The opening number gave us some idea of what to expect – an African rhythmic feel, heavily riff-based, with light dancing solos and loud all-in choruses. You could go back to Fela for comparison, but the singing was more exuberant, the drive less relentless, the approach airier and more celebratory. The Latin element in the blend was more pronounced in what followed. One thing could not be disputed – the sheer musicianship of the group leader, Niwel Tsumbu. As a singer, he shows flexibility and expressive power, and ranges from a kind of playful scat to full-throated passion. He was as happy digging into complex, involving solos on guitar as laying down rhythmic patterns. And he threw in some lively drumming too when the urge took him. And to this we must add an attractive and energising stage presence.

With Donegalman Eamonn Cagney and Justino and Diego Ramirez from the US behind African, Latin and standard drum kits (and with Tsumbu himself in the reserves), heavy percussion might have been expected to predominate. Happily, all this hardware was deployed selectively, exuberant when foot-tapping energy was required, subtle when a soloist was in action. There was a nice contrast between the slow-burning woody sax of Italian Clinio Cucuzza and the brighter 70s-coloured trumpet of Brazilian Tonyho dos Santos. These two were essential to the group sound. If Cork pianist/keyboardist Eoghan Horgan is always as fluent and commanding as he was on this occasion – whether in a group context or out on his own – more should be heard from him. Fellow-Corkonian Brian Hennessy on bass held his own too. Kathryn Döhner on violin had one intense outing in the spotlight but otherwise her presence seemed largely decorative. Ahmad Mahboob has an attractive voice but the splashes of Iranian colour he provided here and there asked little of him and weren’t really integral to the group sound.

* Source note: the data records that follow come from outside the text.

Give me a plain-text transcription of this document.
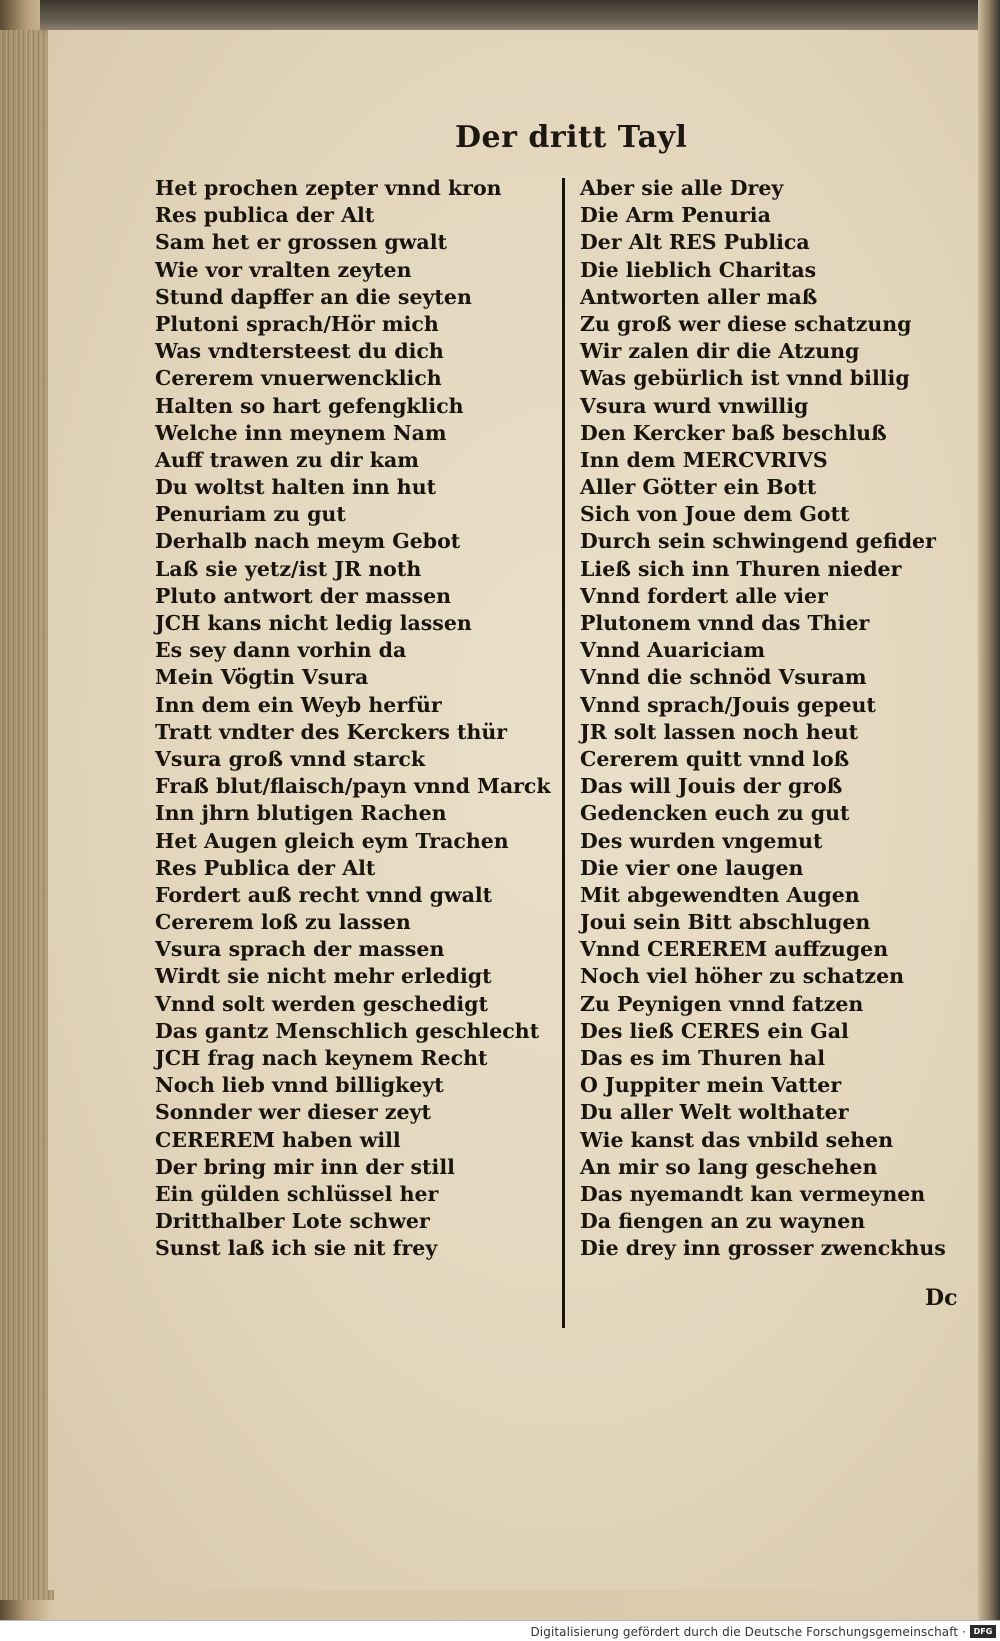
Der dritt Tayl
Het prochen zepter vnnd kron
Res publica der Alt
Sam het er grossen gwalt
Wie vor vralten zeyten
Stund dapffer an die seyten
Plutoni sprach/Hör mich
Was vndtersteest du dich
Cererem vnuerwencklich
Halten so hart gefengklich
Welche inn meynem Nam
Auff trawen zu dir kam
Du woltst halten inn hut
Penuriam zu gut
Derhalb nach meym Gebot
Laß sie yetz/ist JR noth
Pluto antwort der massen
JCH kans nicht ledig lassen
Es sey dann vorhin da
Mein Vögtin Vsura
Inn dem ein Weyb herfür
Tratt vndter des Kerckers thür
Vsura groß vnnd starck
Fraß blut/flaisch/payn vnnd Marck
Inn jhrn blutigen Rachen
Het Augen gleich eym Trachen
Res Publica der Alt
Fordert auß recht vnnd gwalt
Cererem loß zu lassen
Vsura sprach der massen
Wirdt sie nicht mehr erledigt
Vnnd solt werden geschedigt
Das gantz Menschlich geschlecht
JCH frag nach keynem Recht
Noch lieb vnnd billigkeyt
Sonnder wer dieser zeyt
CEREREM haben will
Der bring mir inn der still
Ein gülden schlüssel her
Dritthalber Lote schwer
Sunst laß ich sie nit frey
Aber sie alle Drey
Die Arm Penuria
Der Alt RES Publica
Die lieblich Charitas
Antworten aller maß
Zu groß wer diese schatzung
Wir zalen dir die Atzung
Was gebürlich ist vnnd billig
Vsura wurd vnwillig
Den Kercker baß beschluß
Inn dem MERCVRIVS
Aller Götter ein Bott
Sich von Joue dem Gott
Durch sein schwingend gefider
Ließ sich inn Thuren nieder
Vnnd fordert alle vier
Plutonem vnnd das Thier
Vnnd Auariciam
Vnnd die schnöd Vsuram
Vnnd sprach/Jouis gepeut
JR solt lassen noch heut
Cererem quitt vnnd loß
Das will Jouis der groß
Gedencken euch zu gut
Des wurden vngemut
Die vier one laugen
Mit abgewendten Augen
Joui sein Bitt abschlugen
Vnnd CEREREM auffzugen
Noch viel höher zu schatzen
Zu Peynigen vnnd fatzen
Des ließ CERES ein Gal
Das es im Thuren hal
O Juppiter mein Vatter
Du aller Welt wolthater
Wie kanst das vnbild sehen
An mir so lang geschehen
Das nyemandt kan vermeynen
Da fiengen an zu waynen
Die drey inn grosser zwenckhus
Dc
Digitalisierung gefördert durch die Deutsche Forschungsgemeinschaft · DFG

If the concert had a fault, it may have been that, as one lengthy, lively and generally enjoyable individual piece followed another, it was difficult to see direction in the overall shape of the performance. Why was an impressive build-up of energy followed by a longish meander? Was this solo slotted in for musical reasons or because the others needed a break? The concert would have lost little if cut by thirty minutes. Nonetheless, the strongest impression is of a plenitude of individual talent working in happy community. This is a group that has already proved itself. Let’s hope it is given the chance to keep growing and to impress even more. And (who knows?) Fintan may really get round to writing that article.

Published on 1 November 2007

Barra Ó Séaghdha is a writer on cultural politics, literature and music.